本連載「企業セキュリティの歩き方」では、セキュリティ業界を取り巻く現状や課題、問題点をひもときながら、サイバーセキュリティを向上させていくための視点やヒントを提示する。
前回は、クラウドサービスの本格的な普及により日本のIT活用を取り巻く環境が大きく変わり、日本市場が海外ベンダーからそれほど重視されなくなったことや、ベンダーとベンダーの製品やサービスを利用する企業(以下、ユーザー企業)の関係性の課題などを述べた。今回は、ITがビジネスを補完するものからビジネスの中心となり、ユーザー企業が取るべきITベンダーと新たな関係性について述べる。
クラウドの普及で業務範囲が減少するITベンダー
「クラウド元年」と呼ばれたのは2010年頃だ。それから10年以上が経過し、当初のクラウドサービスはセキュリティが懸念されたものの、それも過去の話となり、現在はITの主役となりつつある。

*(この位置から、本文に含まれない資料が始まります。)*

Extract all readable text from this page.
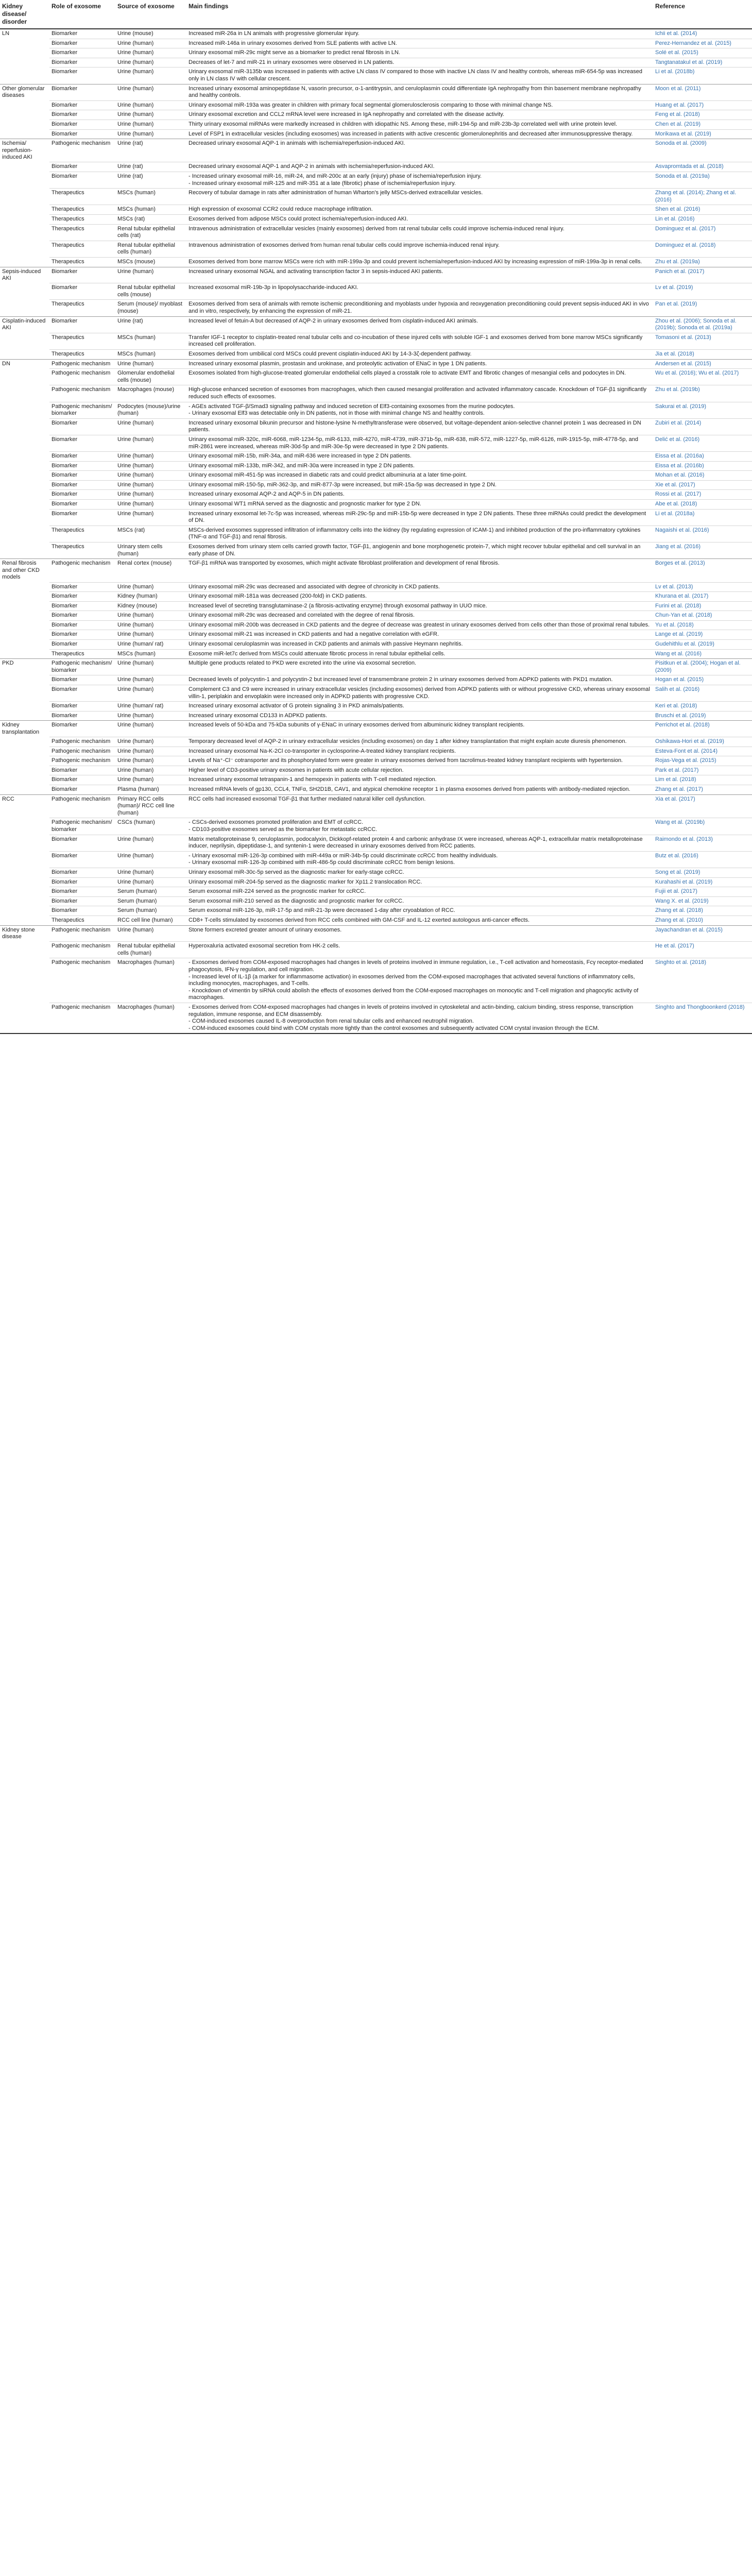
Kidney disease/ disorder	Role of exosome	Source of exosome	Main findings	Reference
LN	Biomarker	Urine (mouse)	Increased miR-26a in LN animals with progressive glomerular injury.	Ichii et al. (2014)
	Biomarker	Urine (human)	Increased miR-146a in urinary exosomes derived from SLE patients with active LN.	Perez-Hernandez et al. (2015)
	Biomarker	Urine (human)	Urinary exosomal miR-29c might serve as a biomarker to predict renal fibrosis in LN.	Solé et al. (2015)
	Biomarker	Urine (human)	Decreases of let-7 and miR-21 in urinary exosomes were observed in LN patients.	Tangtanatakul et al. (2019)
	Biomarker	Urine (human)	Urinary exosomal miR-3135b was increased in patients with active LN class IV compared to those with inactive LN class IV and healthy controls, whereas miR-654-5p was increased only in LN class IV with cellular crescent.	Li et al. (2018b)
Other glomerular diseases	Biomarker	Urine (human)	Increased urinary exosomal aminopeptidase N, vasorin precursor, α-1-antitrypsin, and ceruloplasmin could differentiate IgA nephropathy from thin basement membrane nephropathy and healthy controls.	Moon et al. (2011)
	Biomarker	Urine (human)	Urinary exosomal miR-193a was greater in children with primary focal segmental glomerulosclerosis comparing to those with minimal change NS.	Huang et al. (2017)
	Biomarker	Urine (human)	Urinary exosomal excretion and CCL2 mRNA level were increased in IgA nephropathy and correlated with the disease activity.	Feng et al. (2018)
	Biomarker	Urine (human)	Thirty urinary exosomal miRNAs were markedly increased in children with idiopathic NS. Among these, miR-194-5p and miR-23b-3p correlated well with urine protein level.	Chen et al. (2019)
	Biomarker	Urine (human)	Level of FSP1 in extracellular vesicles (including exosomes) was increased in patients with active crescentic glomerulonephritis and decreased after immunosuppressive therapy.	Morikawa et al. (2019)
Ischemia/ reperfusion-induced AKI	Pathogenic mechanism	Urine (rat)	Decreased urinary exosomal AQP-1 in animals with ischemia/reperfusion-induced AKI.	Sonoda et al. (2009)
	Biomarker	Urine (rat)	Decreased urinary exosomal AQP-1 and AQP-2 in animals with ischemia/reperfusion-induced AKI.	Asvapromtada et al. (2018)
	Biomarker	Urine (rat)	- Increased urinary exosomal miR-16, miR-24, and miR-200c at an early (injury) phase of ischemia/reperfusion injury.
- Increased urinary exosomal miR-125 and miR-351 at a late (fibrotic) phase of ischemia/reperfusion injury.	Sonoda et al. (2019a)
	Therapeutics	MSCs (human)	Recovery of tubular damage in rats after administration of human Wharton's jelly MSCs-derived extracellular vesicles.	Zhang et al. (2014); Zhang et al. (2016)
	Therapeutics	MSCs (human)	High expression of exosomal CCR2 could reduce macrophage infiltration.	Shen et al. (2016)
	Therapeutics	MSCs (rat)	Exosomes derived from adipose MSCs could protect ischemia/reperfusion-induced AKI.	Lin et al. (2016)
	Therapeutics	Renal tubular epithelial cells (rat)	Intravenous administration of extracellular vesicles (mainly exosomes) derived from rat renal tubular cells could improve ischemia-induced renal injury.	Dominguez et al. (2017)
	Therapeutics	Renal tubular epithelial cells (human)	Intravenous administration of exosomes derived from human renal tubular cells could improve ischemia-induced renal injury.	Dominguez et al. (2018)
	Therapeutics	MSCs (mouse)	Exosomes derived from bone marrow MSCs were rich with miR-199a-3p and could prevent ischemia/reperfusion-induced AKI by increasing expression of miR-199a-3p in renal cells.	Zhu et al. (2019a)
Sepsis-induced AKI	Biomarker	Urine (human)	Increased urinary exosomal NGAL and activating transcription factor 3 in sepsis-induced AKI patients.	Panich et al. (2017)
	Biomarker	Renal tubular epithelial cells (mouse)	Increased exosomal miR-19b-3p in lipopolysaccharide-induced AKI.	Lv et al. (2019)
	Therapeutics	Serum (mouse)/ myoblast (mouse)	Exosomes derived from sera of animals with remote ischemic preconditioning and myoblasts under hypoxia and reoxygenation preconditioning could prevent sepsis-induced AKI in vivo and in vitro, respectively, by enhancing the expression of miR-21.	Pan et al. (2019)
Cisplatin-induced AKI	Biomarker	Urine (rat)	Increased level of fetuin-A but decreased of AQP-2 in urinary exosomes derived from cisplatin-induced AKI animals.	Zhou et al. (2006); Sonoda et al. (2019b); Sonoda et al. (2019a)
	Therapeutics	MSCs (human)	Transfer IGF-1 receptor to cisplatin-treated renal tubular cells and co-incubation of these injured cells with soluble IGF-1 and exosomes derived from bone marrow MSCs significantly increased cell proliferation.	Tomasoni et al. (2013)
	Therapeutics	MSCs (human)	Exosomes derived from umbilical cord MSCs could prevent cisplatin-induced AKI by 14-3-3ζ-dependent pathway.	Jia et al. (2018)
DN	Pathogenic mechanism	Urine (human)	Increased urinary exosomal plasmin, prostasin and urokinase, and proteolytic activation of ENaC in type 1 DN patients.	Andersen et al. (2015)
	Pathogenic mechanism	Glomerular endothelial cells (mouse)	Exosomes isolated from high-glucose-treated glomerular endothelial cells played a crosstalk role to activate EMT and fibrotic changes of mesangial cells and podocytes in DN.	Wu et al. (2016); Wu et al. (2017)
	Pathogenic mechanism	Macrophages (mouse)	High-glucose enhanced secretion of exosomes from macrophages, which then caused mesangial proliferation and activated inflammatory cascade. Knockdown of TGF-β1 significantly reduced such effects of exosomes.	Zhu et al. (2019b)
	Pathogenic mechanism/ biomarker	Podocytes (mouse)/urine (human)	- AGEs activated TGF-β/Smad3 signaling pathway and induced secretion of Elf3-containing exosomes from the murine podocytes.
- Urinary exosomal Elf3 was detectable only in DN patients, not in those with minimal change NS and healthy controls.	Sakurai et al. (2019)
	Biomarker	Urine (human)	Increased urinary exosomal bikunin precursor and histone-lysine N-methyltransferase were observed, but voltage-dependent anion-selective channel protein 1 was decreased in DN patients.	Zubiri et al. (2014)
	Biomarker	Urine (human)	Urinary exosomal miR-320c, miR-6068, miR-1234-5p, miR-6133, miR-4270, miR-4739, miR-371b-5p, miR-638, miR-572, miR-1227-5p, miR-6126, miR-1915-5p, miR-4778-5p, and miR-2861 were increased, whereas miR-30d-5p and miR-30e-5p were decreased in type 2 DN patients.	Delić et al. (2016)
	Biomarker	Urine (human)	Urinary exosomal miR-15b, miR-34a, and miR-636 were increased in type 2 DN patients.	Eissa et al. (2016a)
	Biomarker	Urine (human)	Urinary exosomal miR-133b, miR-342, and miR-30a were increased in type 2 DN patients.	Eissa et al. (2016b)
	Biomarker	Urine (human)	Urinary exosomal miR-451-5p was increased in diabetic rats and could predict albuminuria at a later time-point.	Mohan et al. (2016)
	Biomarker	Urine (human)	Urinary exosomal miR-150-5p, miR-362-3p, and miR-877-3p were increased, but miR-15a-5p was decreased in type 2 DN.	Xie et al. (2017)
	Biomarker	Urine (human)	Increased urinary exosomal AQP-2 and AQP-5 in DN patients.	Rossi et al. (2017)
	Biomarker	Urine (human)	Urinary exosomal WT1 mRNA served as the diagnostic and prognostic marker for type 2 DN.	Abe et al. (2018)
	Biomarker	Urine (human)	Increased urinary exosomal let-7c-5p was increased, whereas miR-29c-5p and miR-15b-5p were decreased in type 2 DN patients. These three miRNAs could predict the development of DN.	Li et al. (2018a)
	Therapeutics	MSCs (rat)	MSCs-derived exosomes suppressed infiltration of inflammatory cells into the kidney (by regulating expression of ICAM-1) and inhibited production of the pro-inflammatory cytokines (TNF-α and TGF-β1) and renal fibrosis.	Nagaishi et al. (2016)
	Therapeutics	Urinary stem cells (human)	Exosomes derived from urinary stem cells carried growth factor, TGF-β1, angiogenin and bone morphogenetic protein-7, which might recover tubular epithelial and cell survival in an early phase of DN.	Jiang et al. (2016)
Renal fibrosis and other CKD models	Pathogenic mechanism	Renal cortex (mouse)	TGF-β1 mRNA was transported by exosomes, which might activate fibroblast proliferation and development of renal fibrosis.	Borges et al. (2013)
	Biomarker	Urine (human)	Urinary exosomal miR-29c was decreased and associated with degree of chronicity in CKD patients.	Lv et al. (2013)
	Biomarker	Kidney (human)	Urinary exosomal miR-181a was decreased (200-fold) in CKD patients.	Khurana et al. (2017)
	Biomarker	Kidney (mouse)	Increased level of secreting transglutaminase-2 (a fibrosis-activating enzyme) through exosomal pathway in UUO mice.	Furini et al. (2018)
	Biomarker	Urine (human)	Urinary exosomal miR-29c was decreased and correlated with the degree of renal fibrosis.	Chun-Yan et al. (2018)
	Biomarker	Urine (human)	Urinary exosomal miR-200b was decreased in CKD patients and the degree of decrease was greatest in urinary exosomes derived from cells other than those of proximal renal tubules.	Yu et al. (2018)
	Biomarker	Urine (human)	Urinary exosomal miR-21 was increased in CKD patients and had a negative correlation with eGFR.	Lange et al. (2019)
	Biomarker	Urine (human/ rat)	Urinary exosomal ceruloplasmin was increased in CKD patients and animals with passive Heymann nephritis.	Gudehithlu et al. (2019)
	Therapeutics	MSCs (human)	Exosome miR-let7c derived from MSCs could attenuate fibrotic process in renal tubular epithelial cells.	Wang et al. (2016)
PKD	Pathogenic mechanism/ biomarker	Urine (human)	Multiple gene products related to PKD were excreted into the urine via exosomal secretion.	Pisitkun et al. (2004); Hogan et al. (2009)
	Biomarker	Urine (human)	Decreased levels of polycystin-1 and polycystin-2 but increased level of transmembrane protein 2 in urinary exosomes derived from ADPKD patients with PKD1 mutation.	Hogan et al. (2015)
	Biomarker	Urine (human)	Complement C3 and C9 were increased in urinary extracellular vesicles (including exosomes) derived from ADPKD patients with or without progressive CKD, whereas urinary exosomal villin-1, periplakin and envoplakin were increased only in ADPKD patients with progressive CKD.	Salih et al. (2016)
	Biomarker	Urine (human/ rat)	Increased urinary exosomal activator of G protein signaling 3 in PKD animals/patients.	Keri et al. (2018)
	Biomarker	Urine (human)	Increased urinary exosomal CD133 in ADPKD patients.	Bruschi et al. (2019)
Kidney transplantation	Biomarker	Urine (human)	Increased levels of 50-kDa and 75-kDa subunits of γ-ENaC in urinary exosomes derived from albuminuric kidney transplant recipients.	Perrichot et al. (2018)
	Pathogenic mechanism	Urine (human)	Temporary decreased level of AQP-2 in urinary extracellular vesicles (including exosomes) on day 1 after kidney transplantation that might explain acute diuresis phenomenon.	Oshikawa-Hori et al. (2019)
	Pathogenic mechanism	Urine (human)	Increased urinary exosomal Na-K-2Cl co-transporter in cyclosporine-A-treated kidney transplant recipients.	Esteva-Font et al. (2014)
	Pathogenic mechanism	Urine (human)	Levels of Na⁺-Cl⁻ cotransporter and its phosphorylated form were greater in urinary exosomes derived from tacrolimus-treated kidney transplant recipients with hypertension.	Rojas-Vega et al. (2015)
	Biomarker	Urine (human)	Higher level of CD3-positive urinary exosomes in patients with acute cellular rejection.	Park et al. (2017)
	Biomarker	Urine (human)	Increased urinary exosomal tetraspanin-1 and hemopexin in patients with T-cell mediated rejection.	Lim et al. (2018)
	Biomarker	Plasma (human)	Increased mRNA levels of gp130, CCL4, TNFα, SH2D1B, CAV1, and atypical chemokine receptor 1 in plasma exosomes derived from patients with antibody-mediated rejection.	Zhang et al. (2017)
RCC	Pathogenic mechanism	Primary RCC cells (human)/ RCC cell line (human)	RCC cells had increased exosomal TGF-β1 that further mediated natural killer cell dysfunction.	Xia et al. (2017)
	Pathogenic mechanism/ biomarker	CSCs (human)	- CSCs-derived exosomes promoted proliferation and EMT of ccRCC.
- CD103-positive exosomes served as the biomarker for metastatic ccRCC.	Wang et al. (2019b)
	Biomarker	Urine (human)	Matrix metalloproteinase 9, ceruloplasmin, podocalyxin, Dickkopf-related protein 4 and carbonic anhydrase IX were increased, whereas AQP-1, extracellular matrix metalloproteinase inducer, neprilysin, dipeptidase-1, and syntenin-1 were decreased in urinary exosomes derived from RCC patients.	Raimondo et al. (2013)
	Biomarker	Urine (human)	- Urinary exosomal miR-126-3p combined with miR-449a or miR-34b-5p could discriminate ccRCC from healthy individuals.
- Urinary exosomal miR-126-3p combined with miR-486-5p could discriminate ccRCC from benign lesions.	Butz et al. (2016)
	Biomarker	Urine (human)	Urinary exosomal miR-30c-5p served as the diagnostic marker for early-stage ccRCC.	Song et al. (2019)
	Biomarker	Urine (human)	Urinary exosomal miR-204-5p served as the diagnostic marker for Xp11.2 translocation RCC.	Kurahashi et al. (2019)
	Biomarker	Serum (human)	Serum exosomal miR-224 served as the prognostic marker for ccRCC.	Fujii et al. (2017)
	Biomarker	Serum (human)	Serum exosomal miR-210 served as the diagnostic and prognostic marker for ccRCC.	Wang X. et al. (2019)
	Biomarker	Serum (human)	Serum exosomal miR-126-3p, miR-17-5p and miR-21-3p were decreased 1-day after cryoablation of RCC.	Zhang et al. (2018)
	Therapeutics	RCC cell line (human)	CD8+ T-cells stimulated by exosomes derived from RCC cells combined with GM-CSF and IL-12 exerted autologous anti-cancer effects.	Zhang et al. (2010)
Kidney stone disease	Pathogenic mechanism	Urine (human)	Stone formers excreted greater amount of urinary exosomes.	Jayachandran et al. (2015)
	Pathogenic mechanism	Renal tubular epithelial cells (human)	Hyperoxaluria activated exosomal secretion from HK-2 cells.	He et al. (2017)
	Pathogenic mechanism	Macrophages (human)	- Exosomes derived from COM-exposed macrophages had changes in levels of proteins involved in immune regulation, i.e., T-cell activation and homeostasis, Fcγ receptor-mediated phagocytosis, IFN-γ regulation, and cell migration.
- Increased level of IL-1β (a marker for inflammasome activation) in exosomes derived from the COM-exposed macrophages that activated several functions of inflammatory cells, including monocytes, macrophages, and T-cells.
- Knockdown of vimentin by siRNA could abolish the effects of exosomes derived from the COM-exposed macrophages on monocytic and T-cell migration and phagocytic activity of macrophages.	Singhto et al. (2018)
	Pathogenic mechanism	Macrophages (human)	- Exosomes derived from COM-exposed macrophages had changes in levels of proteins involved in cytoskeletal and actin-binding, calcium binding, stress response, transcription regulation, immune response, and ECM disassembly.
- COM-induced exosomes caused IL-8 overproduction from renal tubular cells and enhanced neutrophil migration.
- COM-induced exosomes could bind with COM crystals more tightly than the control exosomes and subsequently activated COM crystal invasion through the ECM.	Singhto and Thongboonkerd (2018)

その最大の要因は、サービスインや更新の反映のスピード感だろう。現在のビジネスは、クラウド活用によるスピードが不可欠になっている。クラウドサービスを提供しているのは、Amazon Web Services(AWS)などの海外ベンダーだ。日本のIT市場は、以前から海外製のプロダクトをユーザーもベンダーも好んでいたが、クラウドサービスは、これまでのようなツールの1つという個々の枠組みに収まらないもので、IT業界に与える影響はこの比ではない。
もちろん、現時点においてはオンプレミスからクラウドサービスへの移行期と言えるだろう。そのためITベンダーには、ユーザー企業のITシステムをクラウドに移行する作業などのビジネスがあり、それなりに活況だ。しかし、この状況もそれほど長くは続かないだろう。なぜなら、ユーザー企業がクラウドサービスの利用方法や設定方法を覚えてしまった時点で、ベンダーには、これまでのようなオンプレミスのシステム運用にまつわるビジネスがなくなるからだ。
それでも、過去にはスクラッチのシステム開発が既成のパッケージシステムやアプライアンスなどに置き換わるといった変化があり、オンプレミスからクラウドサービスへの移行もそれと同じで、大差はないと考えている人もそれなりにいる。つまり、ベンダーの収益源の変化対象が、今回はクラウドサービスになっただけと感じているということだ。
しかし、その見込みは少し甘いかもしれない。オンプレミスのシステムは、可用性を高めるためにITベンダーの高い技術や経験値を必要としたが、クラウドサービスではこの部分を(特に海外の)プロバイダーが担うため、ユーザーが設定を正しくするだけで済む。このように、ITベンダーのドル箱だったITシステムの可用性の担保という部分がそのままなくなることになる。